A Paisagem como Destino
As rochas, as serras e o frio moldam a psicologia das personagens. O homem torguiano parece emergir da própria terra, feito do mesmo xisto e granito. Não há separação: a dureza do solo reflete-se na dureza das relações humanas e na escassez de palavras.
🗝️ Temas Centrais: A Luta pela Sobrevivência
A obra é composta por 22 contos, e embora as narrativas variem, os temas entrelaçam-se formando um mosaico da condição humana na serra.
1. A Pobreza e a Emigração
A miséria é uma constante. A terra dá pouco, e o que dá é arrancado com suor e sangue. Isso leva inevitavelmente ao tema da emigração, vista muitas vezes como a única saída, mas também como uma tragédia que desmembra famílias e esvazia as aldeias. O "brasileiro" de torna-viagem é uma figura recorrente, muitas vezes regressando rico mas desenraizado, ou pobre e humilhado.
2. O Contrabando e a Lei da Serra
Dada a proximidade com a Espanha (a "Fronteira"), o contrabando surge como uma necessidade de sobrevivência.
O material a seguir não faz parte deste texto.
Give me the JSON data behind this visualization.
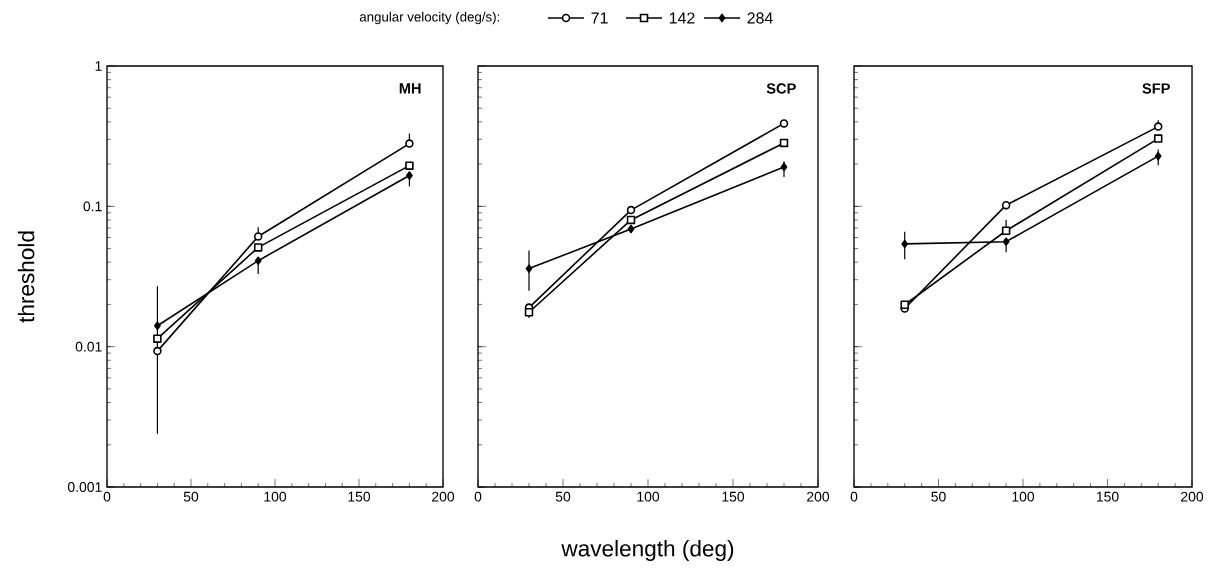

Justiça Oficial vs. Justiça Popular: Torga explora o conflito entre a lei do Estado (representada pela Guarda Fiscal, vista como opressora e externa) e a lei da comunidade. Para o transmontano, contrabandear não é crime; é vida. A solidariedade entre os habitantes contra a autoridade externa é um traço marcante.
3. A Religiosidade Pagã
Embora Portugal seja um país católico, em Novos Contos da Montanha, a religião é vivida de forma sui generis.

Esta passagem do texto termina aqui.